Indeed, liberation movements that included PAC and ANC (South Africa) and ZANU and ZAPU (Zimbabwe) got tremendous support in terms of training and material resources to execute their liberation struggles.

The eventual attainment of political independence in Southern Africa and the wider continent was a reality envisaged by Nkrumah, but which pessimists dismissed as the histrionics of a demagogue.

The triumph of political autonomy was only, but partial fulfilment of Nkrumah’s dream as he strongly believed in the concretisation of real unity through economic integration which will ultimately make the continent a master of its own destiny.

In “The Making of the African Nation” (2003), Professor Mammo Muchie reviews the pitfalls that have afflicted the continent in its failure to transform political unity into real continental unity capable of transforming people’s lives in a sustainable and self-sufficient manner.

Muchie highlights the absence of a shared idea of an African identity. He posits the lack of a shared understanding as called for by former South African president Thabo Mbeki in his “African Renaissance” speech as the major obstacle to achieving real unity as envisaged by Nkrumah.

In his “African Renaissance” speech, Mbeki fused historical experience, African resistance and African culture and consciousness to anchor his own existential identity as an African.

According to Mbeki the project to unite and free Africa requires a shared minimum common cause and without such a shared bottom line, it is virtually impossible to sustain an Africa unity project.

“Mbeki has touched upon an important point of principle: the making of Africa requires a prior making of the African. We have Africa as a geographical reality, but the African as a social reality has yet to evolve,” says Muchie.

The transformation of the OAU into the African Union has not significantly advanced efforts to unite Africa. In fact, according to Muchie, the change AU has brought numerous questions that need to be seriously tackled.

Who is uniting? What is the unity for? How should the unity proceed? These are all questions demanding immediate responses.
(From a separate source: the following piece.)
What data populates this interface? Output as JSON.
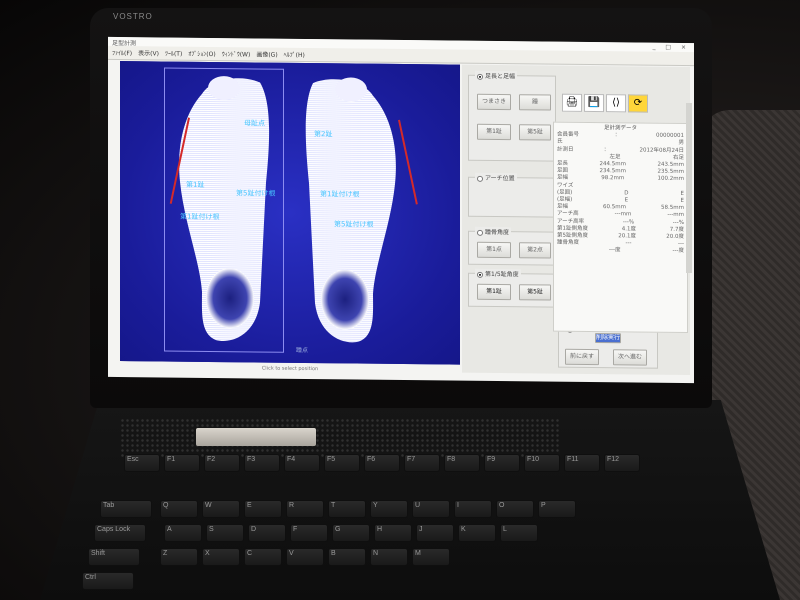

Is it not ironic that after 51 years of the OAU, the basic concept of bringing together 54 states in Africa and the historic and contemporary Diaspora remains subordinate to the overriding need of the heads of states to maintain their largely hollow sovereignties?

In Muchie’s words, real African unity is only achievable when “all sovereignties are pulled together and emerge with the synergic effect of an African distinct voice. That requires that all those joining evolve common positions not so much about the fluctuating issues of the day, but also on the enduring ideas about who they are, why they need to come together and the shared basis for making common cause and evolving a common purpose”.

It can be argued that what has been missing most efforts to unite Africa has been the lack of a real concept.
While the majority of people on the continent recognise their African-ness, others shun self-definition and self-recognition.

Maybe the reason why a number of African countries are not compelled to celebrate Africa Day is because of their inherent anxieties in thinking that such a universality will dilute their specific identity, while others see such an inurnment as unsettling.

Indians, he says, speak many different languages and practise different religions, but these have not prevented them from overcoming their specific attributes and proclaiming an Indian national identity.

Until Africans begin to define themselves beyond the specificity of their blood, clan and post-colonial state affiliation, the dream of lasting unity and peace will remain but a fleeting illusion.